Lo peor de la crisis ha pasado —en diciembre, Tepco, la compañía propietaria de la instalación, colocó los reactores en parada fría—, pero la planta continúa emitiendo radiación, las zonas a su alrededor están altamente contaminadas y los evacuados siguen desperdigados por todo Japón en viviendas prefabricadas o pisos facilitados por el Gobierno, con pocas esperanzas de poder regresar algún día a sus casas.

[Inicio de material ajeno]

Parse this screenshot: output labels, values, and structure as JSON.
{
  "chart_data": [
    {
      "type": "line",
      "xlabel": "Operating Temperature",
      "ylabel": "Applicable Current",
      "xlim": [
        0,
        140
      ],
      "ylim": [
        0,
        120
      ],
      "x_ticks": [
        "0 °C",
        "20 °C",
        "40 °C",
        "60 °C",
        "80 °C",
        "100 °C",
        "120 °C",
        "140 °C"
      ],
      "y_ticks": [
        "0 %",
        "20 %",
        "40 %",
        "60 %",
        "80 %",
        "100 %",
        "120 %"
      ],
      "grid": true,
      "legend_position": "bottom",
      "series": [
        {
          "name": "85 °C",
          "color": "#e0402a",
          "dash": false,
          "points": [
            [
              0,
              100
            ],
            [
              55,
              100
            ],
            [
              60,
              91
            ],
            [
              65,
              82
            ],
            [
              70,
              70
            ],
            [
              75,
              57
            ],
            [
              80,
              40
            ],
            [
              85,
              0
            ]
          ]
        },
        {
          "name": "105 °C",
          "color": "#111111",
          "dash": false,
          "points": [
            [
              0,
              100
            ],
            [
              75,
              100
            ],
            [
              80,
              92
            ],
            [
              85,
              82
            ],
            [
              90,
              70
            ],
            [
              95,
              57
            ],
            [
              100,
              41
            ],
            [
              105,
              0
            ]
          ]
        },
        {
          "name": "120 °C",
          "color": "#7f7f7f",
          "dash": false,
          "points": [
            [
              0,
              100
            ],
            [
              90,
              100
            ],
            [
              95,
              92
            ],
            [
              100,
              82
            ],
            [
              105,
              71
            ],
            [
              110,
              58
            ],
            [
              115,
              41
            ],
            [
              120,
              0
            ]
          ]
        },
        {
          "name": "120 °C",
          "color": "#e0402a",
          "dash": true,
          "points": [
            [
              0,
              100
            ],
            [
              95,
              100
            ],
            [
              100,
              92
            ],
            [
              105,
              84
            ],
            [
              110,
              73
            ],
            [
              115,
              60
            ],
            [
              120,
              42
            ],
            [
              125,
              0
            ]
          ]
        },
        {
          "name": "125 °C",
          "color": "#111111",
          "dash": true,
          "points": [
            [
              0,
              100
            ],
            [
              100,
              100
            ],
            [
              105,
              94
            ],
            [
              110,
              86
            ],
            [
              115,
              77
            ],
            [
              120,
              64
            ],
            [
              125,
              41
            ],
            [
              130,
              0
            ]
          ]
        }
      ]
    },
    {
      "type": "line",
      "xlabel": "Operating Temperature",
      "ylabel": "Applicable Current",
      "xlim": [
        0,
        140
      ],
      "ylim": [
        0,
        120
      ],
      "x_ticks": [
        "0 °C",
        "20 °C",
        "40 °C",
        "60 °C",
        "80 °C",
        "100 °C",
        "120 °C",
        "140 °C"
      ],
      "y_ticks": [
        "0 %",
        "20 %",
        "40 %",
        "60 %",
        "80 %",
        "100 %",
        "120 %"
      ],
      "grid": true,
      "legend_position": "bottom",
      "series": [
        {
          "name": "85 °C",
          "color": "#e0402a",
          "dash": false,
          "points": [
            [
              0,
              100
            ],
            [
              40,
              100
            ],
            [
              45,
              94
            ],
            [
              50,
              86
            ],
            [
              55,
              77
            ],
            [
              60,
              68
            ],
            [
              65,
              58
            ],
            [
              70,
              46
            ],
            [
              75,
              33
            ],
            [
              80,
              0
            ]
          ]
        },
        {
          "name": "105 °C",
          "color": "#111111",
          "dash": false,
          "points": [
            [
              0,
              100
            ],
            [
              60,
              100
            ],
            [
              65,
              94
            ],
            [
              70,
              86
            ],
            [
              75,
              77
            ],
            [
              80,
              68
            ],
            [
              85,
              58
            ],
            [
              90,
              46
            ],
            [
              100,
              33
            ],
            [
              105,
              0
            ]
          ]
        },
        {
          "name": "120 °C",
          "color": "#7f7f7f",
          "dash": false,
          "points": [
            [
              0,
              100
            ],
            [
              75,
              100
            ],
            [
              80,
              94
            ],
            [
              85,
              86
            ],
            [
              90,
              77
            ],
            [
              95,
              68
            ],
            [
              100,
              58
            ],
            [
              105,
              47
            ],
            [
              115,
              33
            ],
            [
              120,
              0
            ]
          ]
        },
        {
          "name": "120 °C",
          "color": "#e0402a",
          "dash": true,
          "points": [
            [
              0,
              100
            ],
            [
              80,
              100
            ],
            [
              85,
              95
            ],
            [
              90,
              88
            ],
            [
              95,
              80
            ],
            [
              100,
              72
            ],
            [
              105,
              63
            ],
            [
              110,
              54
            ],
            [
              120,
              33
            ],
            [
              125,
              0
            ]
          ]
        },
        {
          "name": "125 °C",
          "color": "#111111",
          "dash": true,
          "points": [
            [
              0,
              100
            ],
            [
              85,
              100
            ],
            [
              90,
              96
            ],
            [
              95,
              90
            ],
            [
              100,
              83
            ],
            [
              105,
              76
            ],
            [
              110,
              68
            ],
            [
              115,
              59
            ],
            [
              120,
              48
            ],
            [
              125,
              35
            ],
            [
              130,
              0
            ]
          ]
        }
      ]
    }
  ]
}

Mitsuo Matsumoto, de 38 años, hijo de Hiroko, vive ahora con su familia en Hashimoto (prefectura de Kanagawa), a 56 kilómetros del centro de Tokio y 330 kilómetros de Fukushima, en un piso que le ha cedido gratis el Gobierno por dos años. Tiene un trabajo a tiempo parcial en una empresa de transporte, que encontró gracias a unos parientes. “Durante los primeros seis meses, tuvimos que acostumbrarnos a este lugar. Todo era nuevo y no pensé en otras cosas. Ahora, estoy preocupado porque me gustaría volver a Fukushima, pero si mi hijo empieza el colegio aquí luego no querrá cambiar”, cuenta en un café, junto a la estación de tren de Hashimoto. “A finales de marzo, el Gobierno dirá a qué zonas puede regresar la gente a vivir. Entonces, tomaré una decisión, aunque no creo que vuelva pronto por los niños”, dice mientras le tiemblan los labios.

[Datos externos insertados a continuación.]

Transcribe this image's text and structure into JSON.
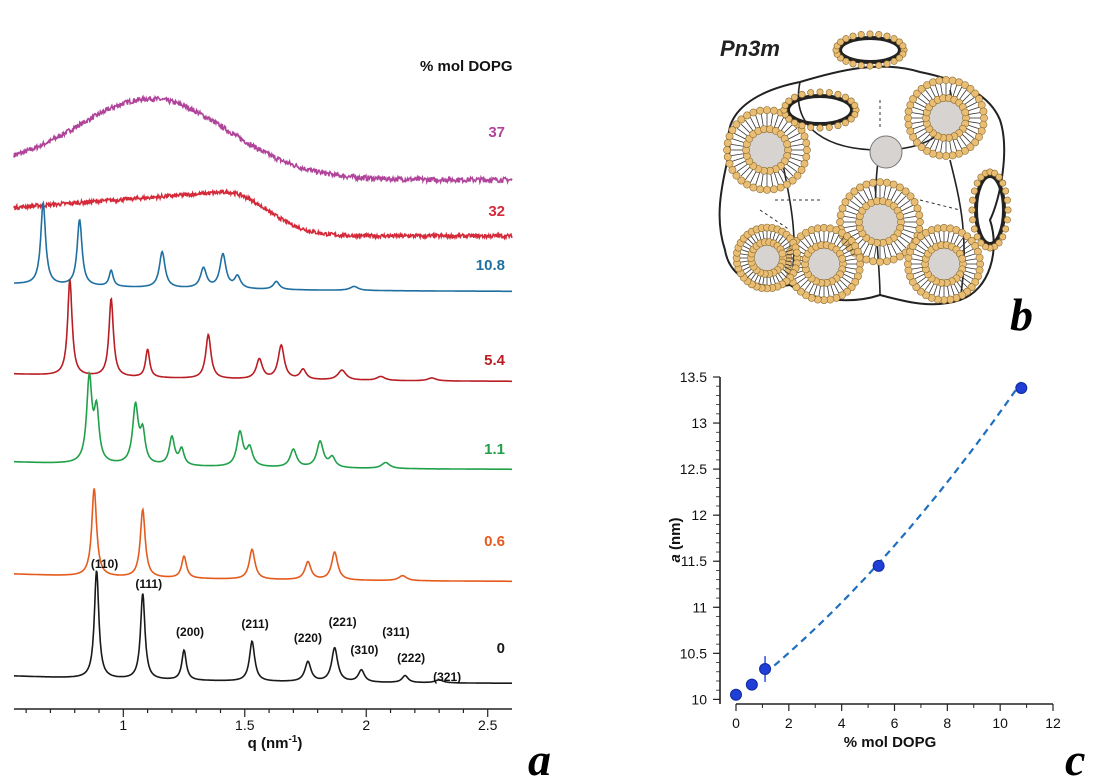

Mitsuo está enojado con las autoridades y con Tepco. Dice que deberían compensar mucho más a los evacuados y les acusa de falta de transparencia. “Mi mujer y los niños fueron a un hospital a medirse la radiación en el cuerpo. Les dijeron que no había problema, pero no les entregaron los datos. No puedo creer al Gobierno. Temo que diga que algunas zonas son aptas para vivir con objeto de no pagar a la gente. Nos sentimos abandonados”.
Y añade: “El 60% o el 70% de la electricidad que generaba la planta iba a Tokio. Este incidente no es un problema solo de la gente de Fukushima. Cuando alguien me pregunta qué creo que debería hacer el Gobierno en el futuro, respondo que la pregunta es equivocada. Porque este es un problema de todos y todo el mundo debería pensar en él”. Mitsuo no dice nada más. Se levanta y, con unos pasteles para su familia, desaparece en los pasillos de la estación de tren, que a las nueve de la noche bulle aún de gente que regresa del trabajo.